SUPER MADRES

Ha pasado mucho tiempo desde la última vez. 
Espero que me hayáis echado un poquito de menos.... 

¡Aquí estamos de nuevo!

Nuevo curso, nuevas oportunidades, nueva aula, nuevos profesores...

Para los padres, todo lo que empieza por la palabra NUEVO... nos da miedo, mucho miedo y en ocasiones TERROR, sobretodo cuando ni siquiera nosotros sabemos qué se va a encontrar.

Tratamos de adelantarnos a los acontecimientos, pero cuando los desconocemos... 
Nos entra lo que llamo : "flojera existencial", algo así como: 
"Por favor... que salga todo bien... que no se pierda... que no desconecte... que se sienta a gusto... que no se asuste... "

Y cuando acaba el día, y sale de clase, le miramos a los ojos y eso es suficiente
- Nos ha mirado; eso significa que ha sido positivo
- No nos mira.... 

De camino a casa, toca hablar de lo que le gusta, para que se sienta a gusto.

En casa, le dejamos que descanse y haga lo que le guste

Ahora que ya está tranquilo y relajado, comienzan las preguntas para indagar en lo que ha vivido ese día. 
Parecemos investigadores privados, preguntando sin preguntar. Hablando sin que parezca un interrogatorio.

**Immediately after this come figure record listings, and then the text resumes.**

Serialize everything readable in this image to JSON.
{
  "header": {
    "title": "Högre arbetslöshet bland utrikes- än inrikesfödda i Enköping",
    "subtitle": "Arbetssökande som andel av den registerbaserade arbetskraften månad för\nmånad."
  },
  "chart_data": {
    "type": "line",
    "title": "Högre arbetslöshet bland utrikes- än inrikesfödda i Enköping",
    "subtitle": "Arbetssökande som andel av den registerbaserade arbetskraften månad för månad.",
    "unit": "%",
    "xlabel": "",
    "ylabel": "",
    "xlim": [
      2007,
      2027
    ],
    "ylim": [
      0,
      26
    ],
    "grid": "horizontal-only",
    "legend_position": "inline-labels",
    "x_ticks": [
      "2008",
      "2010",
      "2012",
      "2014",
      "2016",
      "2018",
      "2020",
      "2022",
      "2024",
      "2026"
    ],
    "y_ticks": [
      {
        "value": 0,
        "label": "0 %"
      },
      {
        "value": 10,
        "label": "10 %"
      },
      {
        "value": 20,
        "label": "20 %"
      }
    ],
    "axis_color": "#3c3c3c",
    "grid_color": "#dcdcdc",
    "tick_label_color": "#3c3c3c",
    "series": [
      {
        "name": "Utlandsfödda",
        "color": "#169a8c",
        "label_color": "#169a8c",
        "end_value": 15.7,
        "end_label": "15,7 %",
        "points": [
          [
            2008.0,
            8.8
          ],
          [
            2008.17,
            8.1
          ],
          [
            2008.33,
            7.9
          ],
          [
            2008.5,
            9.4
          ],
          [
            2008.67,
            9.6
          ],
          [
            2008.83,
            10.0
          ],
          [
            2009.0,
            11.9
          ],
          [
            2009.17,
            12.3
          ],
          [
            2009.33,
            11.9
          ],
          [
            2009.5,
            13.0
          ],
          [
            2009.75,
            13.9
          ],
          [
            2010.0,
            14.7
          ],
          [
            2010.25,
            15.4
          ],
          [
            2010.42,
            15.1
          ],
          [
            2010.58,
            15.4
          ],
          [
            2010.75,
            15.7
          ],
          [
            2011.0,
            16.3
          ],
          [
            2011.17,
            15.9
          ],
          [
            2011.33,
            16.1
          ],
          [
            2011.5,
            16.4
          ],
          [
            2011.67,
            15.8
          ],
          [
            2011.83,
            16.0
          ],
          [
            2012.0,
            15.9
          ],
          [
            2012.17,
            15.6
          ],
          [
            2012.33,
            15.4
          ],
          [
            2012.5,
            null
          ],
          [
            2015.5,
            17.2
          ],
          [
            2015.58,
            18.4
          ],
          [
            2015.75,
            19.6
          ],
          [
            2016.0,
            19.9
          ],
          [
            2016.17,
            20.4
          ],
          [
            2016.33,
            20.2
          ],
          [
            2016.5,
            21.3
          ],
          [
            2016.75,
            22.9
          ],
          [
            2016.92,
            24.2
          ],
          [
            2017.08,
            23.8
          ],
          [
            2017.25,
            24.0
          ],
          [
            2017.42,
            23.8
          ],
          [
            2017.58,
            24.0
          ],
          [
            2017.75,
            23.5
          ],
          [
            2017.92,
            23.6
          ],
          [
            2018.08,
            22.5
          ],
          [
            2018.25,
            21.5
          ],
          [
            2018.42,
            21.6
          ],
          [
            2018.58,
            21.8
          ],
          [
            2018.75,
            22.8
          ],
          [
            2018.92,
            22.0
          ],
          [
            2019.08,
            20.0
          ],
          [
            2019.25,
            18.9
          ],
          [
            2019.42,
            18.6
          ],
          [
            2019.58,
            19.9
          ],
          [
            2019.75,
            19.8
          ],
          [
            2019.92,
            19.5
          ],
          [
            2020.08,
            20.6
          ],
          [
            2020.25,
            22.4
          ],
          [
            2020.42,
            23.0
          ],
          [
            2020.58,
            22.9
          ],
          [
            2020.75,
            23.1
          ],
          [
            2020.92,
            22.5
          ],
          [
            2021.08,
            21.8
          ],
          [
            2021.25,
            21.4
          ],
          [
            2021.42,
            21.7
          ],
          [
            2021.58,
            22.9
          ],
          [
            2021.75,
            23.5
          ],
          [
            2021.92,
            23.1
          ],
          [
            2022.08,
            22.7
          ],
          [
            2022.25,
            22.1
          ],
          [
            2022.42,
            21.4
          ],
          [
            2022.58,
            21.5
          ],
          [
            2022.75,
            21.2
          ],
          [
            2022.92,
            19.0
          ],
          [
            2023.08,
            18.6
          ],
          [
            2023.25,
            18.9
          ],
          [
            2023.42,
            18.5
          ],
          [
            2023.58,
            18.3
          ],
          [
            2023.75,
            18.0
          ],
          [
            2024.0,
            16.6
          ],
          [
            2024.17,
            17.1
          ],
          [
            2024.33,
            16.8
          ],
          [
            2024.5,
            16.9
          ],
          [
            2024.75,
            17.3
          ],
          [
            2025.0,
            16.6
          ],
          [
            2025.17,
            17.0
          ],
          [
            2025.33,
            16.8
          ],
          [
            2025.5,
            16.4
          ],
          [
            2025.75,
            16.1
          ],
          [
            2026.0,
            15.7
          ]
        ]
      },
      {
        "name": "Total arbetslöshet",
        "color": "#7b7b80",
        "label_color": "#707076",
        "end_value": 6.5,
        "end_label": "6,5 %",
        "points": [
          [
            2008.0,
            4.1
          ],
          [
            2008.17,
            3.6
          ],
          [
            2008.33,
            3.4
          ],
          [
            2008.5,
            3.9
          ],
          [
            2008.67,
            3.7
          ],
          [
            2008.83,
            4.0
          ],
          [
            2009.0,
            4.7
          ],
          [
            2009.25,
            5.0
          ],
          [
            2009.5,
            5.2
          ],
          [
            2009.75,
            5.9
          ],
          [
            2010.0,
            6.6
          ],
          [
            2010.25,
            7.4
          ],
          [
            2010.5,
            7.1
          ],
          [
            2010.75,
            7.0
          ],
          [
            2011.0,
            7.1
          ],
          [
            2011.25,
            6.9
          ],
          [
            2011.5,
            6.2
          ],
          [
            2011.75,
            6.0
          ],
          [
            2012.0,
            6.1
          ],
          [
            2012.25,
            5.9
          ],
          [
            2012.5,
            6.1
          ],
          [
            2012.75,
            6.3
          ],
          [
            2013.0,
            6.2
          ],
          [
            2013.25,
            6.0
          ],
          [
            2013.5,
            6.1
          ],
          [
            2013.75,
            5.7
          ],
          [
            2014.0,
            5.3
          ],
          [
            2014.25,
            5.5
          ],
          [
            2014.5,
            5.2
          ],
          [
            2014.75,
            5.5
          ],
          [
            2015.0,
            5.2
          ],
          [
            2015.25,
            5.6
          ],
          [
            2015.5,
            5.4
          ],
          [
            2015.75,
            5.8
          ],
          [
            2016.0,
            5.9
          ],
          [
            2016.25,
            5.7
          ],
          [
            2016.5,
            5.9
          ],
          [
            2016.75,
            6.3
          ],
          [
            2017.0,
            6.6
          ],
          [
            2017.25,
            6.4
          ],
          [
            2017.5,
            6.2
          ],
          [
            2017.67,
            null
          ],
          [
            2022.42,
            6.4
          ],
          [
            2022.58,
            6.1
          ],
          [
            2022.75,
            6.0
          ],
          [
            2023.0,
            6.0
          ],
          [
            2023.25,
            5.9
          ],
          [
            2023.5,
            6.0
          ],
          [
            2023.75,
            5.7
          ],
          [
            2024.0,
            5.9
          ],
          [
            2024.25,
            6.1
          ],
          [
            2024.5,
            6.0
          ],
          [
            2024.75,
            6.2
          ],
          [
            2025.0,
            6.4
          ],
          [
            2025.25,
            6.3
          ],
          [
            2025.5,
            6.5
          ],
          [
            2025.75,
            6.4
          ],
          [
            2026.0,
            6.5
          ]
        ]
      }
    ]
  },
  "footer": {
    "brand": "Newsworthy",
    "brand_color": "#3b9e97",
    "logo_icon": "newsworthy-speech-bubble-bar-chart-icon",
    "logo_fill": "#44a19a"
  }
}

Si después del esfuerzo, todo ha ido bien. ¡TOCA RESPIRAR! 

Es muy bueno, disfrutar los buenos momentos, no porque duren poco, sino porque son lo mejor que tenemos. 


Este inicio de curso, amigos, ha sido bueno. 
Así que ahora lo estoy disfrutando.


No quiero despedirme sin recomendaros este enlace. Me ha encantado. Seguro que en muchas de las escenas que presenta os habéis sentido identificados... 

Cómo ser madres asperger y criar a un hijo con autismo sin morir en el intento

Os destaco los párrafos que más me han gustado:

¿Eres mamá, tienes un hijo también dentro del espectro y sientes deseos de meter a todo el mundo en un gran campo de paintball y entrar a repartir bolas de pintura a troche y moche? Entonces, este artículo es para ti, para ayudarte a no perder los estribos.

Pero, más allá de lo poco o mucho que «encajemos» en la sociedad, podemos ver que lo positivo es que nuestro hijo tenga una madre que realmente lo comprende; una madre lógica, que ante situaciones que a otras madres las supera, saca su faceta ultra-racional; y sobre todo, una madre que lo criará con el concepto de la neurodiversidad, como si fuera lo más natural del mundo.Porque se pueden leer ochocientos libros que hablen de inclusión, se pueden hacer setecientos talleres que traten sobre diversidad, pero para nosotras el ser y pensar de este modo es natural, y el que ellos se críen en un entorno en el que no sean vistos como un «niño a reparar», es el mejor regalo que les podemos dar.